Despite having an exemption for humanitarian items, the sanctions on the Iranian Central Bank are choking off sales of food, medicine, and medical devices — including even those explicitly licensed by the U.S. Treasury.  The chilling effect has been so strong that foreign banks simply won’t facilitate the transactions even though they’re perfectly legal and have the U.S. government’s stamp of approval.  Extending the extraterritorial sanctions to all Iranian banks would be the nail in the coffin for trade in these humanitarian items because there simply wouldn’t be any Iranian banks that could transfer the money needed to actually pay for these goods.
Of course, Iran and foreign countries will set up elaborate workarounds for lucrative oil sales and other major transactions, but it is much less certain whether ordinary Iranians will be able to continue purchasing imported medicine and medical devices.  After all, why would an American company even bother to apply to get a license to sell a medical device in Iran if there is no way to actually sell the device in Iran?
It is unclear if this will concern the bill’s sponsors.  After all, Israeli officials recently went on the record advocating for sanctions to literally starve ordinary Iranians in order to try to get the regime to capitulate on the nuclear issue.

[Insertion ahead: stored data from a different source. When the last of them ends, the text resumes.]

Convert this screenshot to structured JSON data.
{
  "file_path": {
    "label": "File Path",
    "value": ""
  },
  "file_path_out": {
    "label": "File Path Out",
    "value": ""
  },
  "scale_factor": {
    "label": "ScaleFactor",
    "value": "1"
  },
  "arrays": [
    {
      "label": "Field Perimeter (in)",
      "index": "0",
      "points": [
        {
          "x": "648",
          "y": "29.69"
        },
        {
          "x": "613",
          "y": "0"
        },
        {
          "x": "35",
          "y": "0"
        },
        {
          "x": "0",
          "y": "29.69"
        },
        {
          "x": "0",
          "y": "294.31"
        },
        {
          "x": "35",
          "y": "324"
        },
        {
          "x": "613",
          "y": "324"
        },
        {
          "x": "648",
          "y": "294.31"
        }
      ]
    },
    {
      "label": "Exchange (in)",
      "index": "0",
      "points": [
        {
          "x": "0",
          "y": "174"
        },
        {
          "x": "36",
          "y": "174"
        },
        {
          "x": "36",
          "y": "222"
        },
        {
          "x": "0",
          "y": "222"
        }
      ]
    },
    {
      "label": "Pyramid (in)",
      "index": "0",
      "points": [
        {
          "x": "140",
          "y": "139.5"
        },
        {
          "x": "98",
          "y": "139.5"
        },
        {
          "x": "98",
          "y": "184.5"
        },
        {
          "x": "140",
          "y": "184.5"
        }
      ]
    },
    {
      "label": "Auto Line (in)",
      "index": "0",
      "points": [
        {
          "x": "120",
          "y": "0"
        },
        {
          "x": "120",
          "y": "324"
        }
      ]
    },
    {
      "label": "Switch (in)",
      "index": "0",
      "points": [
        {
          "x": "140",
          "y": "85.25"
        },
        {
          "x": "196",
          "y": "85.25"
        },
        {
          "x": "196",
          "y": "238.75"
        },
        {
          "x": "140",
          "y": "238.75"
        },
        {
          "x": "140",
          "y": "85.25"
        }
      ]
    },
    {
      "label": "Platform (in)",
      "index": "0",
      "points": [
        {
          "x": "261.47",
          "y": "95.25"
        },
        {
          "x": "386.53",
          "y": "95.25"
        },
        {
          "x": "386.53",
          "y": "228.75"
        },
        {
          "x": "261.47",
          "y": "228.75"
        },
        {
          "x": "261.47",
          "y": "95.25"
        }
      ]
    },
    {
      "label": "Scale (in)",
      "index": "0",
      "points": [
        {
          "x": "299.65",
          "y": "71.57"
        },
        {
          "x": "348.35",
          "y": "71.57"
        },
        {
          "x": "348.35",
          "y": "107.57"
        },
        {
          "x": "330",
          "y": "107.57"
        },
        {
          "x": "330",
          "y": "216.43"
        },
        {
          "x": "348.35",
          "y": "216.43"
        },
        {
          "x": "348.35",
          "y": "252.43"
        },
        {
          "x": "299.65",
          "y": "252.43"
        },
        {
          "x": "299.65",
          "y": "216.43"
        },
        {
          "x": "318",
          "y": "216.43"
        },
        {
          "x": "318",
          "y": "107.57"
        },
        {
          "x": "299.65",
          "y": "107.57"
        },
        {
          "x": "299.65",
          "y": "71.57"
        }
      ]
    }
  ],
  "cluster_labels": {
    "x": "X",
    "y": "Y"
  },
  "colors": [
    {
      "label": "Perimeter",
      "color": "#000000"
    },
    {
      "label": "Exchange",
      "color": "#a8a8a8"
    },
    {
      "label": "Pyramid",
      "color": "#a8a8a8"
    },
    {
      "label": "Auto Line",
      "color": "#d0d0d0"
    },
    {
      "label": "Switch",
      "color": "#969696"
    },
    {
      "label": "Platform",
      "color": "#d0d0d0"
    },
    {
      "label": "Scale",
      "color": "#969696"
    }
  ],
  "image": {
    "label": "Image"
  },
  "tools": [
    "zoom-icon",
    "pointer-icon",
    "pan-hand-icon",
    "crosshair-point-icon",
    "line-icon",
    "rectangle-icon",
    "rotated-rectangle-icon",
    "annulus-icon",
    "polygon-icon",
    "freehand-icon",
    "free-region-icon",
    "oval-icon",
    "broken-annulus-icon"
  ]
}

As for sanctioning other countries’ central banks, the downsides are obvious enough.  Imagine how the following conversation might end:

“Hey China, stop trading with Iran or we’ll sanction your central bank. Yes, your central bank…  Umm yeah, I know you have a trillion U.S. Treasury bills…”

Soon enough we’ll hear that these sanctions are necessary to make diplomacy work and won’t spike the price of gas.  When that happens, just remember the words of the Foundation for Defense of Democracies’ Executive Director, Mark Dubowitz, who has said that the sanctions he is advocating for “would quash any hopes for progress through engagement” and “could also shock the oil markets, possibly causing considerable political trouble for Obama in an election year.”